Wed to the Bad Boy(19)
“God, that feels so good,” I said as I dug my hands into the linens of his bed. The soft material only added to the luxury of what was happening.
“Does it? I want you to feel good, Joanna. I want you just to feel.” The warm vibration of his mouth against me added another layer of feeling to my already overwhelmed state. It was like he was purposefully trying to send me over the edge with just his voice.
If such a thing were possible, I would’ve cum while he spoke. While he gave me his full attention.
But it was his touch that did it for me. And when he slipped a finger down my slit I let out a stifled moan.
“Careful, too loud and you might just wake the neighbors. Not that I care too much, but I don’t want to have to gag that pretty little mouth of yours,” he warned and then licked my clit. Oh. Fuck.
I found myself wondering what it would feel like, to be tied up and gagged by him. If I would enjoy it or if it would scare me.
Somehow I had a feeling the answer to that question was C: all of the above.
And it pushed me on just a little bit farther.
I couldn’t see him, couldn’t see his face to know if he was looking up at me every few seconds if he was gauging my body's responses, or not. But I could feel him. That tongue licking me just how I wanted, those fingers filling me up. He knew exactly what he was doing, and he was masterful at it.
I could feel myself on the edge, about to cum, my body shaking, my mouth contorting. I could feel what he was doing to me, and I absolutely loved it. I reveled in his touch, in the way his tongue quickened. Fuck. It was so damn good.
I bucked once, twice, against his mouth and then I let out a scream, my body unable to control itself any longer. Unable to hold itself back. I let wave after wave of pleasure overwhelm me as I shook, each tendril of feeling spurning another.
Collapsing I moaned, opened my eyes and looked down at him. But he wasn’t there. Only blackness.
The mask.
Fuck.
“Greyson,” I murmured as I reached for the mask.
But he grabbed my hands by the wrist, his grip firm, his fingers biting into my flesh.
“I put the mask on you, Jo. I take it off. Do you understand me?” The hard edge to his voice made me flinch at first, but the rush of feeling it left me with only served to heighten my pleasure. “You keep disobeying me, and there will be consequences.”
I knew he was telling the truth, but I wanted to know exactly what they were. I tugged on my arms and grinned.
He held tight to them and then scooped me up and flipped me over. I was on my hands and knees now.
“I warned you, you little viper,” he said and then something happened that I didn’t expect.
He spanked me.
The sting of his slap on my bare ass made me cry out.
“What the hell?” I asked, but another smack rained down on my ass.
Holy fuck it hurt. And it sent a shock right to my pussy. Fuck. This was making me wet as hell.
What the hell?
“I warned you, Jo. I told you that you were treading thin ice.” There was nothing sweet about his tone. It was angry, it was filled with sternness, and… lust. Fuck. He was getting off on this.
And so was I.
“Please,” I begged as I squirmed on his lap, “Greyson.”
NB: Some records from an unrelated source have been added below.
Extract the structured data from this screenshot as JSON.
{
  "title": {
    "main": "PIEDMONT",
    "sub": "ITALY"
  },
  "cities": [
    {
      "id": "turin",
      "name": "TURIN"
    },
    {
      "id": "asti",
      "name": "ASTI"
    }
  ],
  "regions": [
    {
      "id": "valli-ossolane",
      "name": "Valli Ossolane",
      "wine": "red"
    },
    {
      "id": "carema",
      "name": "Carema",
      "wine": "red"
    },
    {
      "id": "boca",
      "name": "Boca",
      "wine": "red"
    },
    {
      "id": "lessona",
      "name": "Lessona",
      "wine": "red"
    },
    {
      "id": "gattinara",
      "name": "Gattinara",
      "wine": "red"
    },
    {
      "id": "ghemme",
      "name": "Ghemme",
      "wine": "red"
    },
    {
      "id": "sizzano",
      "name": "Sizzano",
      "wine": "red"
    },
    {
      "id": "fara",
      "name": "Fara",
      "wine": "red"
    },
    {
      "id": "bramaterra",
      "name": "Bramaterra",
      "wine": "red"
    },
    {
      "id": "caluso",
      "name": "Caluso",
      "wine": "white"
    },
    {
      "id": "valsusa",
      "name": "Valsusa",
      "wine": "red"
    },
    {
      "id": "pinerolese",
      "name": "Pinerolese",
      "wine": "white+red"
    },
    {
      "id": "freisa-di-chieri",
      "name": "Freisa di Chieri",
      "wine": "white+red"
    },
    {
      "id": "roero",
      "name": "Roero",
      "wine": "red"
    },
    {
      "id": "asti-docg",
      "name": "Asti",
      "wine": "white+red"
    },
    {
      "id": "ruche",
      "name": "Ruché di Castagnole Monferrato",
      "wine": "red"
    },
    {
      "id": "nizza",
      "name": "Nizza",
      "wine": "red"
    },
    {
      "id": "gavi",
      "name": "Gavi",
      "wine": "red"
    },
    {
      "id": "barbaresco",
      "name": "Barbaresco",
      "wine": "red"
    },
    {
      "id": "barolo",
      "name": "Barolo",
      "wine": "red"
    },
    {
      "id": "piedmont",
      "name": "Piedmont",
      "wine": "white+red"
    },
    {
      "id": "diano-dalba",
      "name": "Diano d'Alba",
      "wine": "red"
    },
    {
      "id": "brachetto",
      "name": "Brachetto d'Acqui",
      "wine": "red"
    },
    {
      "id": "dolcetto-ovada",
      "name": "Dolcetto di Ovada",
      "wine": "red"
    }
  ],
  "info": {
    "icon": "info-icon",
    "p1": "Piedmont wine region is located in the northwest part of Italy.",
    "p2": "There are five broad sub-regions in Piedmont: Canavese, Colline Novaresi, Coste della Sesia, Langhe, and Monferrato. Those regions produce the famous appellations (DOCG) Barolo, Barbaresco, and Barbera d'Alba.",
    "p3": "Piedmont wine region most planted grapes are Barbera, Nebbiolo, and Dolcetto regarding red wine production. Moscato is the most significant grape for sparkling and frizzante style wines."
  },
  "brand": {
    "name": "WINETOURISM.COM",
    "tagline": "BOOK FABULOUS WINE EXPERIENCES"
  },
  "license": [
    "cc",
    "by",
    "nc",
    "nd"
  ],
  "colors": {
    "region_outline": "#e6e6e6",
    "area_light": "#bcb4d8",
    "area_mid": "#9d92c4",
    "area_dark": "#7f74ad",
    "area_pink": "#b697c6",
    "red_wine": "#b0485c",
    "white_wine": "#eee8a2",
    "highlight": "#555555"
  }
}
“Do you want me to stop? Really?” He said, his hand on the hot flesh of my ass, giving it a rub.
I couldn’t fucking bring myself to say yes. I couldn’t ask him to stop. Because the truth was, I didn’t want him to.
I liked this.
“One more, Joanna. For disobeying me.” His voice was more controlled now, calmer.
I swallowed then nodded.
The sting of it over my already sensitive flesh more than hurt. It sent firing nerves all the way to my core. It made my pussy ache, ache for him in a way that was so primal, so base, that I should’ve been ashamed.
Nothing could make me feel that way when I was in his arms.
Greyson pulled me around so that I was laying on his lap, facing him, and he reached for the mask, slipping it off.
The moonlight and city lights created a glow in the bedroom that I wasn’t expecting, and I had to shield my eyes from it at first.
Then I saw him. His face dark and brooding, his eyes so mysterious.
And I did the only thing I could think of.
I reached up and kissed his lips.
“Thank you,” I said, looking into his eyes. And I meant it. I meant every word of it.
“Good girl,” he said as kissed me. I realized he was still fully clothed then, my hand exploring his body until I found the crotch of his pants. Fuck, he was hard. It was then that I realized how big he was.
The first time we fucked I didn’t because I was too busy wanting him. I didn’t notice anything but him filling me.
Now I wondered how he ever did.
Dear god, I was going crazy just thinking about it.